Since then, we have explored most of the UK, each time under canvas and on a small budget. We even had the opportunity to go abroad when the children were a bit older and I had managed to save some money to do so. They will still always say that the Isle of Skye was their favourite ever holiday, and I think that’s because I grew the most as a child of God there. I learnt to let go of my worries and let God take control.
When I look back at our first holiday to Wales, I made so many mistakes. I’d love to be able to share some of those with you, especially to those of you who are weighing up your first solo parenting holiday this summer.
Plan, plan and plan some more. I did absolutely no planning before we went to Wales. Yes I knew what the cottage looked like and yes I knew we were going to Wales, but I hadn’t really thought through how much time we would actually spend driving all over Wales to do things. Doing things all day long with your tiny children is tiring. Then driving an hour back from the beach whilst they are all fast asleep in the back is even more tiring! I was wooed by the cheap price of a holiday as opposed to the location. Now I look at areas first, then the price of staying near that location second.
Routine is important for children and for parents. When the children were little, I worked as a childminder and routine was extremely important, especially afternoon nap time. A holiday means that you will be all out of routine but don’t panic. One of the best things about holidays is that you don’t have to wear a watch. You can sleep when you are tired and eat when you are hungry. Consistency far outweighs routine when you are away. This means being consistent with your family rules. If a child has consistency, they are going to feel safe. My sister has just come back from her first holiday abroad with her toddler. The bedtime routine was put aside for a week, but the importance of siestas were introduced to him, which he loved.
Switch your mindset. For many people, holidays are a time to rest and relax. Being a parent, especially a solo parent, means that the chances that you are going to be able to relax are minimal. I chose to see each holiday as a chance to introduce my children to the wider world around them. This meant lots of exploring, adventuring and discovering new things, mixed with the odd familiar playpark. When they slept, I was able to get out a book and read. As they got older, they were more able to explore the campsite on their own, leaving me with more time with my book, which at times was lonely, but also restful.
Budget as much as you can. Holidays don’t have to be expensive. We chose to camp for most of our holidays. This isn’t for everyone. There are plenty of cheaper alternatives. I have friends who use youth hostels around the country and further afield. I have friends that house-swap with other friends, or friends that chose to glamp as opposed to camp. In the UK there are lots of free things that you can do. We loved the beach, car picnics, National Trust places with parks, castles and biking.

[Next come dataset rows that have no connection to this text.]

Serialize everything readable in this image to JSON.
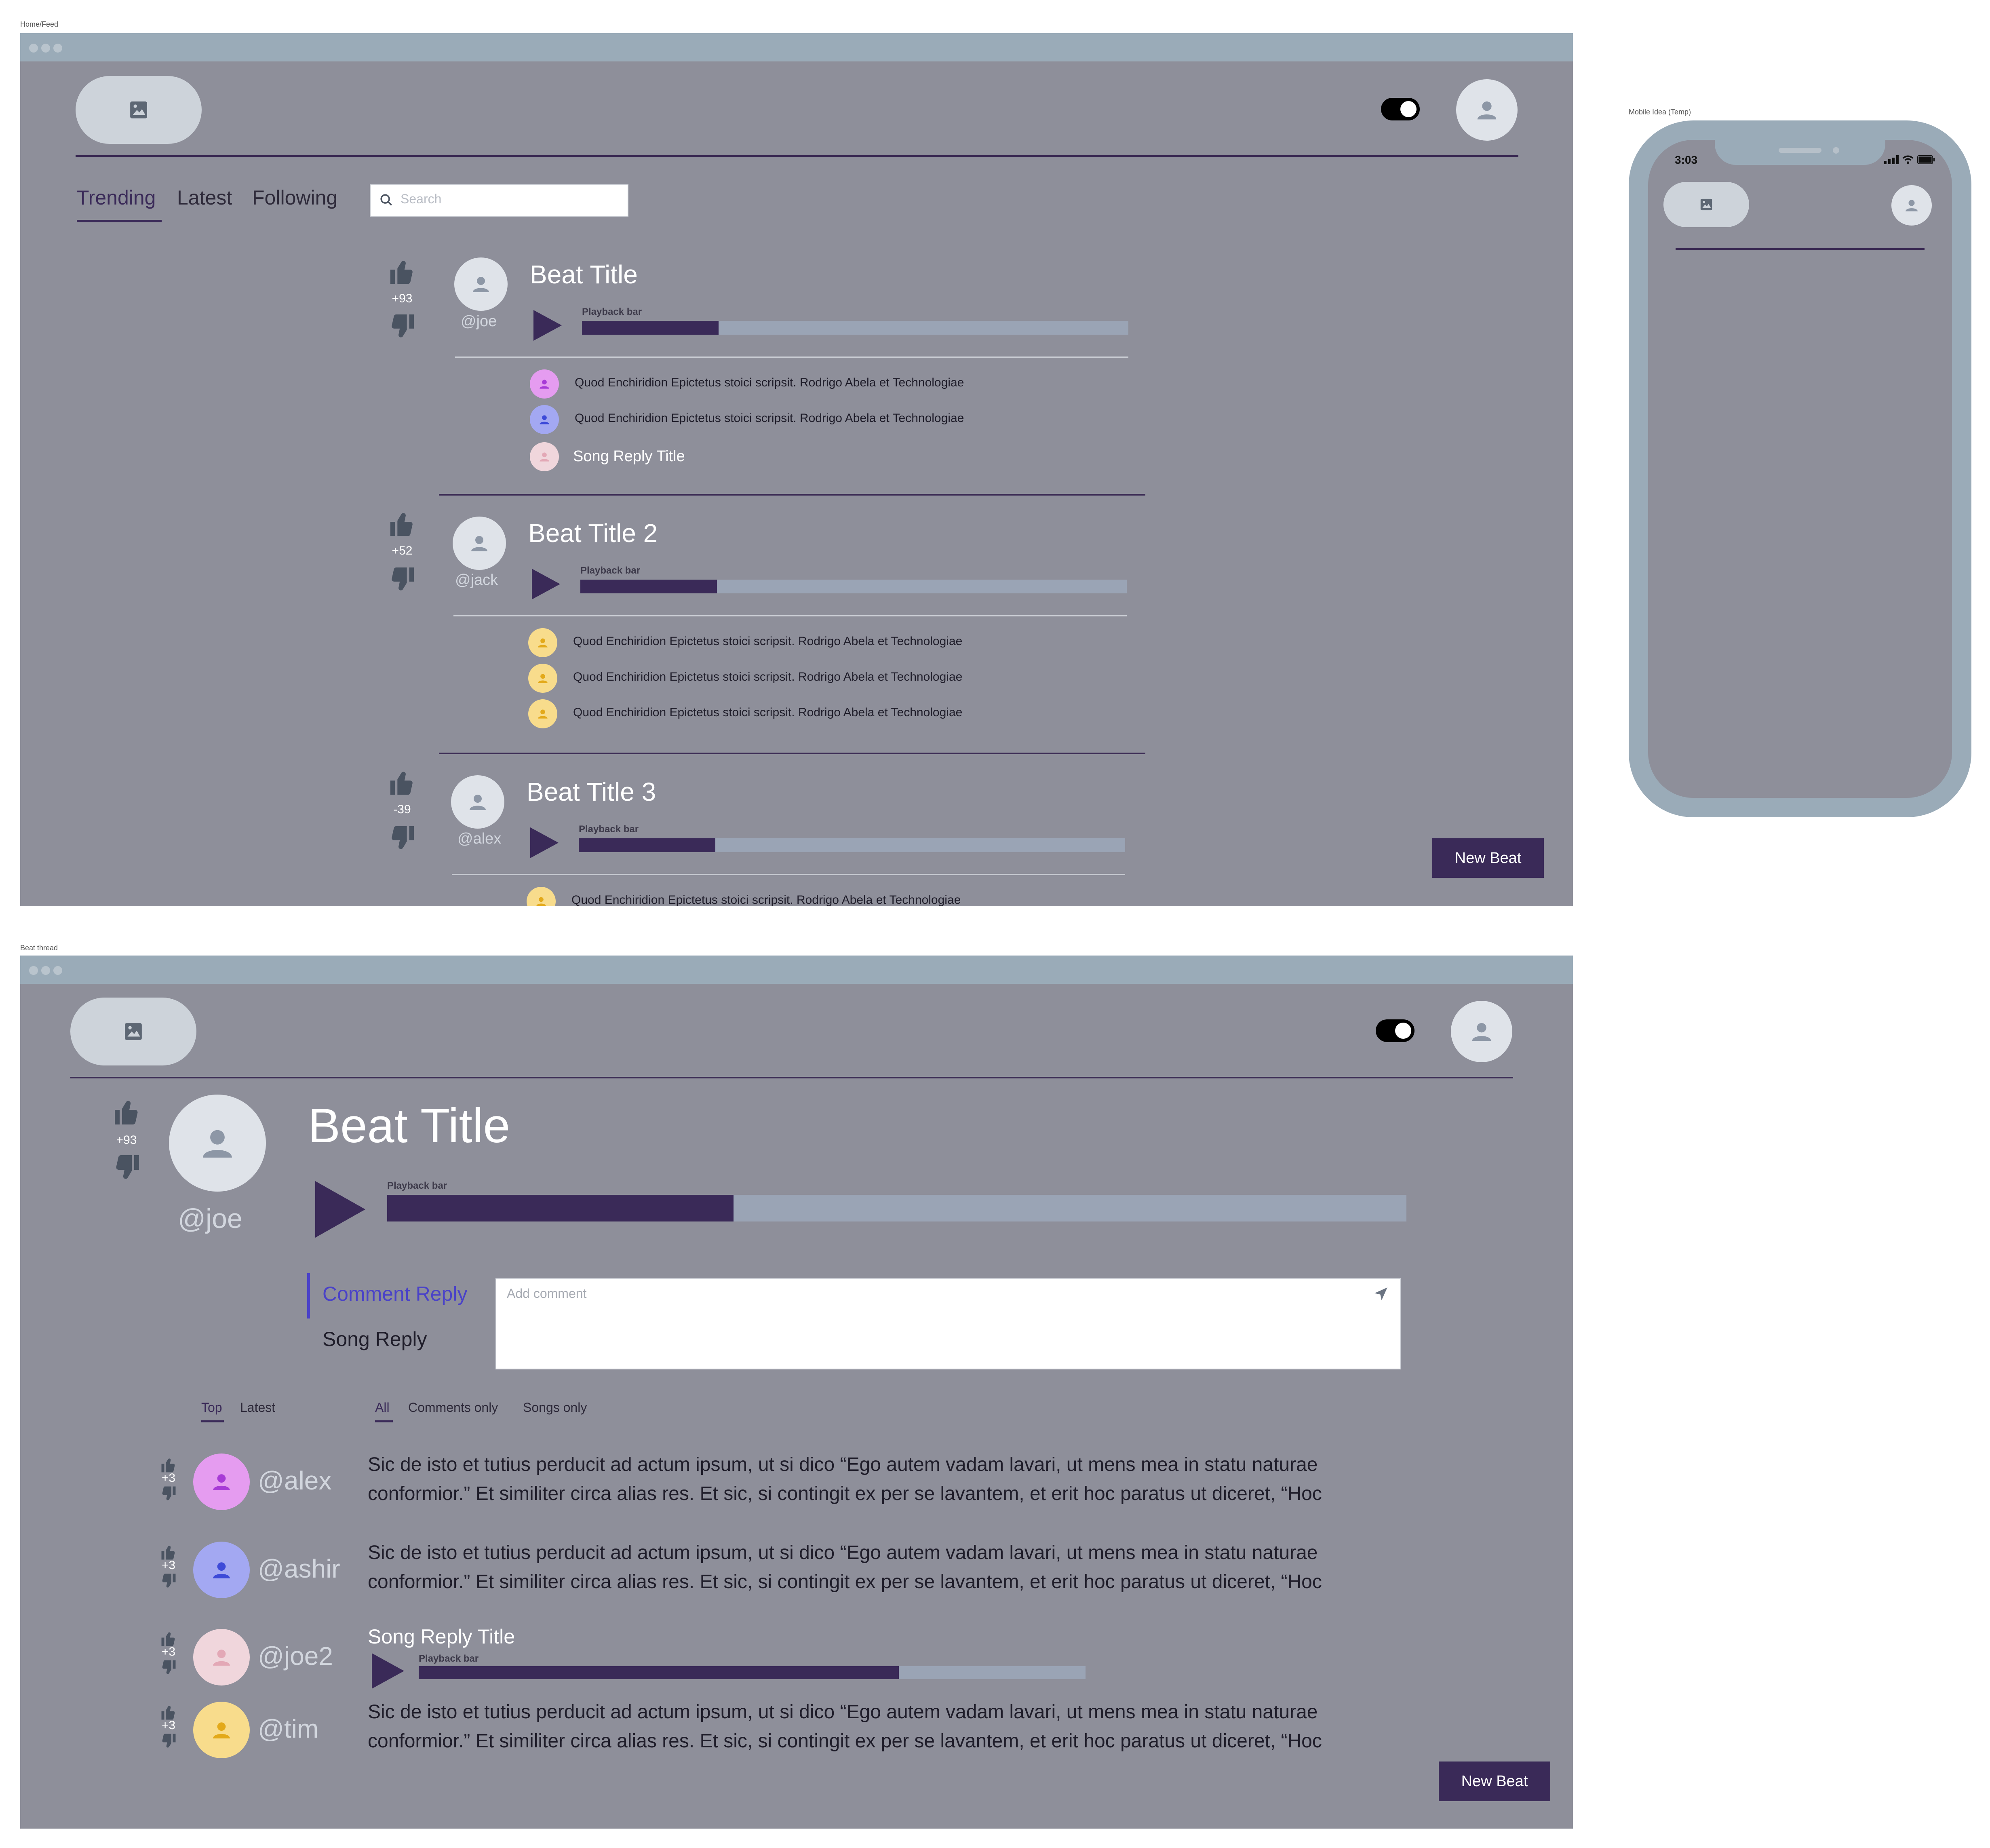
{
  "frames": {
    "feed_label": "Home/Feed",
    "thread_label": "Beat thread",
    "mobile_label": "Mobile Idea (Temp)"
  },
  "colors": {
    "background": "#8e8f9a",
    "window_bar": "#9aabb8",
    "accent": "#3a2a58",
    "active_reply_tab": "#4a42c8"
  },
  "feed": {
    "tabs": [
      {
        "label": "Trending",
        "active": true
      },
      {
        "label": "Latest",
        "active": false
      },
      {
        "label": "Following",
        "active": false
      }
    ],
    "search_placeholder": "Search",
    "posts": [
      {
        "votes": "+93",
        "handle": "@joe",
        "title": "Beat Title",
        "playback_label": "Playback bar",
        "progress": 0.25,
        "replies": [
          {
            "type": "comment",
            "text": "Quod Enchiridion Epictetus stoici scripsit. Rodrigo Abela et Technologiae",
            "avatar_color": "#e59cf0",
            "icon_color": "#a73ad6"
          },
          {
            "type": "comment",
            "text": "Quod Enchiridion Epictetus stoici scripsit. Rodrigo Abela et Technologiae",
            "avatar_color": "#a3a8f2",
            "icon_color": "#3d4ad8"
          },
          {
            "type": "song",
            "text": "Song Reply Title",
            "avatar_color": "#f0d6dc",
            "icon_color": "#e3a8b6"
          }
        ]
      },
      {
        "votes": "+52",
        "handle": "@jack",
        "title": "Beat Title 2",
        "playback_label": "Playback bar",
        "progress": 0.25,
        "replies": [
          {
            "type": "comment",
            "text": "Quod Enchiridion Epictetus stoici scripsit. Rodrigo Abela et Technologiae",
            "avatar_color": "#f8dc8c",
            "icon_color": "#e3a91a"
          },
          {
            "type": "comment",
            "text": "Quod Enchiridion Epictetus stoici scripsit. Rodrigo Abela et Technologiae",
            "avatar_color": "#f8dc8c",
            "icon_color": "#e3a91a"
          },
          {
            "type": "comment",
            "text": "Quod Enchiridion Epictetus stoici scripsit. Rodrigo Abela et Technologiae",
            "avatar_color": "#f8dc8c",
            "icon_color": "#e3a91a"
          }
        ]
      },
      {
        "votes": "-39",
        "handle": "@alex",
        "title": "Beat Title 3",
        "playback_label": "Playback bar",
        "progress": 0.25,
        "replies": [
          {
            "type": "comment",
            "text": "Quod Enchiridion Epictetus stoici scripsit. Rodrigo Abela et Technologiae",
            "avatar_color": "#f8dc8c",
            "icon_color": "#e3a91a"
          }
        ]
      }
    ],
    "new_beat_label": "New Beat"
  },
  "thread": {
    "votes": "+93",
    "handle": "@joe",
    "title": "Beat Title",
    "playback_label": "Playback bar",
    "progress": 0.34,
    "reply_tabs": [
      {
        "label": "Comment Reply",
        "active": true
      },
      {
        "label": "Song Reply",
        "active": false
      }
    ],
    "comment_placeholder": "Add comment",
    "sort_tabs": [
      {
        "label": "Top",
        "active": true
      },
      {
        "label": "Latest",
        "active": false
      }
    ],
    "filter_tabs": [
      {
        "label": "All",
        "active": true
      },
      {
        "label": "Comments only",
        "active": false
      },
      {
        "label": "Songs only",
        "active": false
      }
    ],
    "comments": [
      {
        "type": "comment",
        "handle": "@alex",
        "votes": "+3",
        "avatar_color": "#e59cf0",
        "icon_color": "#a73ad6",
        "line1": "Sic de isto et tutius perducit ad actum ipsum, ut si dico “Ego autem vadam lavari, ut mens mea in statu naturae",
        "line2": "conformior.” Et similiter circa alias res. Et sic, si contingit ex per se lavantem, et erit hoc paratus ut diceret, “Hoc"
      },
      {
        "type": "comment",
        "handle": "@ashir",
        "votes": "+3",
        "avatar_color": "#a3a8f2",
        "icon_color": "#3d4ad8",
        "line1": "Sic de isto et tutius perducit ad actum ipsum, ut si dico “Ego autem vadam lavari, ut mens mea in statu naturae",
        "line2": "conformior.” Et similiter circa alias res. Et sic, si contingit ex per se lavantem, et erit hoc paratus ut diceret, “Hoc"
      },
      {
        "type": "song",
        "handle": "@joe2",
        "votes": "+3",
        "avatar_color": "#f0d6dc",
        "icon_color": "#e3a8b6",
        "title": "Song Reply Title",
        "playback_label": "Playback bar",
        "progress": 0.72
      },
      {
        "type": "comment",
        "handle": "@tim",
        "votes": "+3",
        "avatar_color": "#f8dc8c",
        "icon_color": "#e3a91a",
        "line1": "Sic de isto et tutius perducit ad actum ipsum, ut si dico “Ego autem vadam lavari, ut mens mea in statu naturae",
        "line2": "conformior.” Et similiter circa alias res. Et sic, si contingit ex per se lavantem, et erit hoc paratus ut diceret, “Hoc"
      }
    ],
    "new_beat_label": "New Beat"
  },
  "mobile": {
    "time": "3:03"
  },
  "icons": {
    "logo": "image-icon",
    "profile": "user-icon",
    "upvote": "thumbs-up-icon",
    "downvote": "thumbs-down-icon",
    "play": "play-icon",
    "search": "search-icon",
    "send": "send-icon",
    "theme": "toggle-icon"
  }
}
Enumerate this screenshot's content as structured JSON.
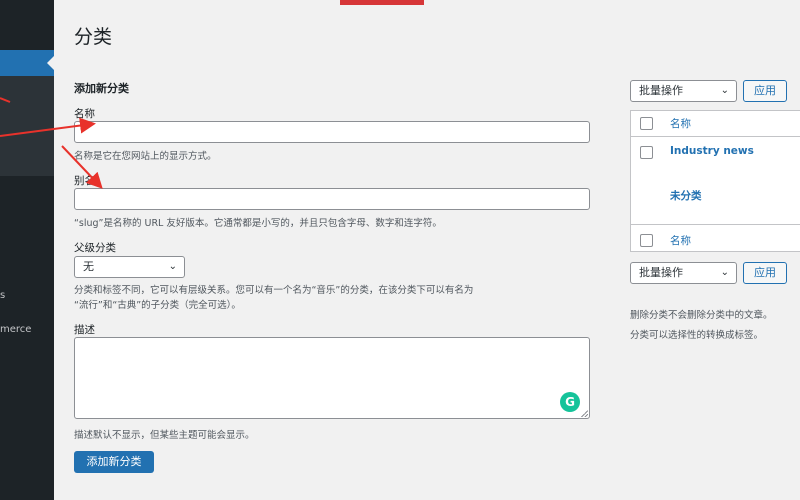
{
  "header": {
    "title": "分类"
  },
  "sidebar": {
    "items": [
      "s",
      "merce"
    ]
  },
  "form": {
    "section_title": "添加新分类",
    "name_label": "名称",
    "name_value": "",
    "name_help": "名称是它在您网站上的显示方式。",
    "slug_label": "别名",
    "slug_value": "",
    "slug_help": "“slug”是名称的 URL 友好版本。它通常都是小写的，并且只包含字母、数字和连字符。",
    "parent_label": "父级分类",
    "parent_selected": "无",
    "parent_help_line1": "分类和标签不同，它可以有层级关系。您可以有一个名为“音乐”的分类，在该分类下可以有名为",
    "parent_help_line2": "“流行”和“古典”的子分类（完全可选）。",
    "description_label": "描述",
    "description_value": "",
    "description_help": "描述默认不显示，但某些主题可能会显示。",
    "submit_label": "添加新分类"
  },
  "table": {
    "bulk_actions_label": "批量操作",
    "apply_label": "应用",
    "column_name": "名称",
    "rows": [
      {
        "name": "Industry news"
      },
      {
        "name": "未分类"
      }
    ],
    "footer_column_name": "名称",
    "bulk_actions_bottom_label": "批量操作",
    "apply_bottom_label": "应用",
    "note_line1": "删除分类不会删除分类中的文章。",
    "note_line2": "分类可以选择性的转换成标签。"
  },
  "colors": {
    "accent": "#2271b1",
    "annotation": "#e8322b",
    "sidebar": "#1d2327"
  },
  "icons": {
    "grammarly": "G",
    "chevron": "⌄"
  }
}
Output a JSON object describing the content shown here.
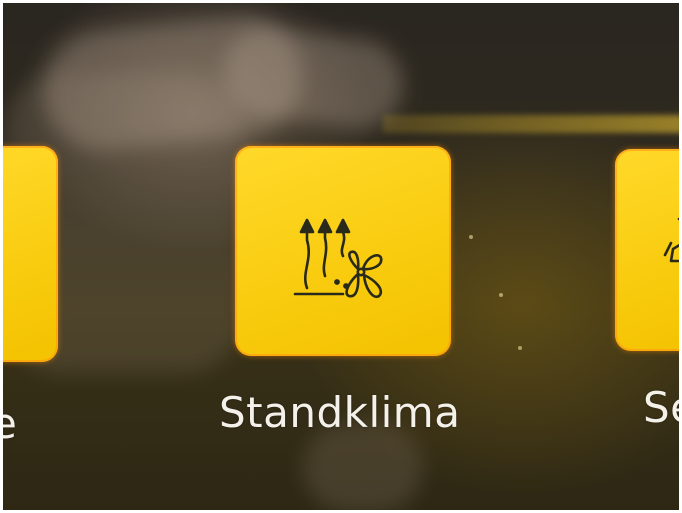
{
  "screen": {
    "tiles": [
      {
        "id": "left",
        "label_fragment": "e",
        "accent": "#f9cc10"
      },
      {
        "id": "standklima",
        "label": "Standklima",
        "icon": "parking-climate-icon",
        "accent": "#f9cc10"
      },
      {
        "id": "right",
        "label_fragment": "Se",
        "icon": "seat-icon",
        "accent": "#f9cc10"
      }
    ]
  },
  "colors": {
    "tile_yellow": "#f9cc10",
    "label_text": "#f4f1ea",
    "icon_stroke": "#2a2a1a"
  }
}
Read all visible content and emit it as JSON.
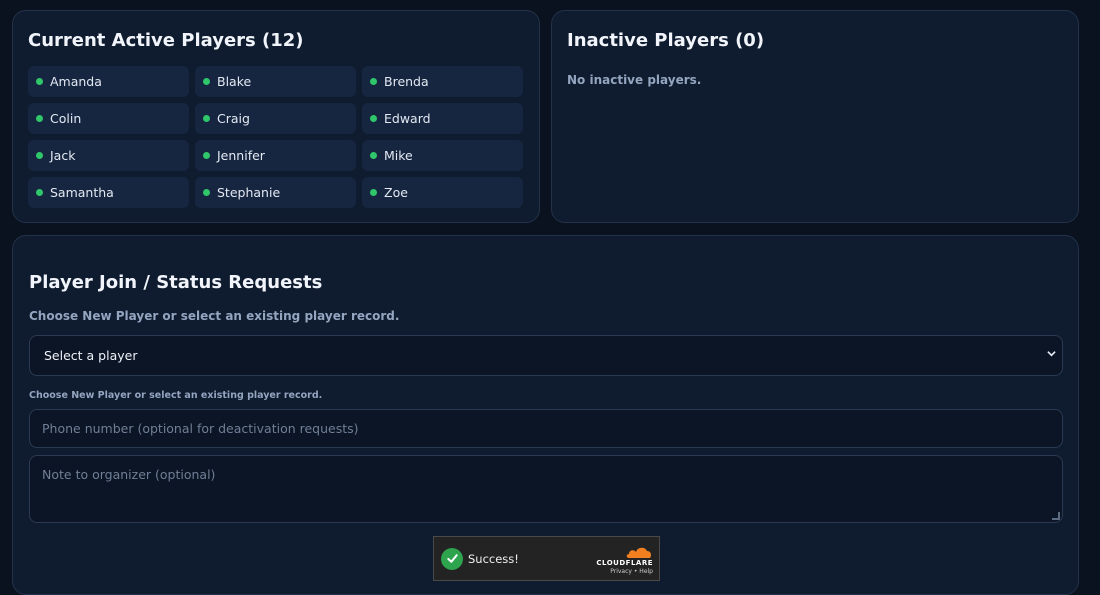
{
  "active": {
    "title": "Current Active Players (12)",
    "players": [
      "Amanda",
      "Blake",
      "Brenda",
      "Colin",
      "Craig",
      "Edward",
      "Jack",
      "Jennifer",
      "Mike",
      "Samantha",
      "Stephanie",
      "Zoe"
    ],
    "status_color": "#2fc76a"
  },
  "inactive": {
    "title": "Inactive Players (0)",
    "empty_message": "No inactive players."
  },
  "request": {
    "title": "Player Join / Status Requests",
    "hint": "Choose New Player or select an existing player record.",
    "select_value": "Select a player",
    "small_hint": "Choose New Player or select an existing player record.",
    "phone_placeholder": "Phone number (optional for deactivation requests)",
    "note_placeholder": "Note to organizer (optional)"
  },
  "captcha": {
    "status": "Success!",
    "brand": "CLOUDFLARE",
    "links": "Privacy • Help",
    "icon": "check-circle-icon"
  }
}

Emergencies might crop up, so be prepared. I remember one holiday that ended with me visiting the hospital, which wasn’t very fun. Make sure you let a friend or family member know where you are going and for how long. Use the ICE (in case of emergency) function on your phone. Pop a note in your wallet with ICE details on so emergency services know who to contact. If you plan, you’ll feel more prepared if anything major does come along. Also, getting a car breakdown membership plan is so worth it and can be very affordable.
Pray. Just as I did before our trip to the Isle of Skye, pray. Include God in your trip. The Bible says that He has so many good things planned for us (Jer 29:11 and Prov 3:5-6). I know that God’s plans are always better than mine. So what are you waiting for? Go and have an adventure this summer. Now is the time.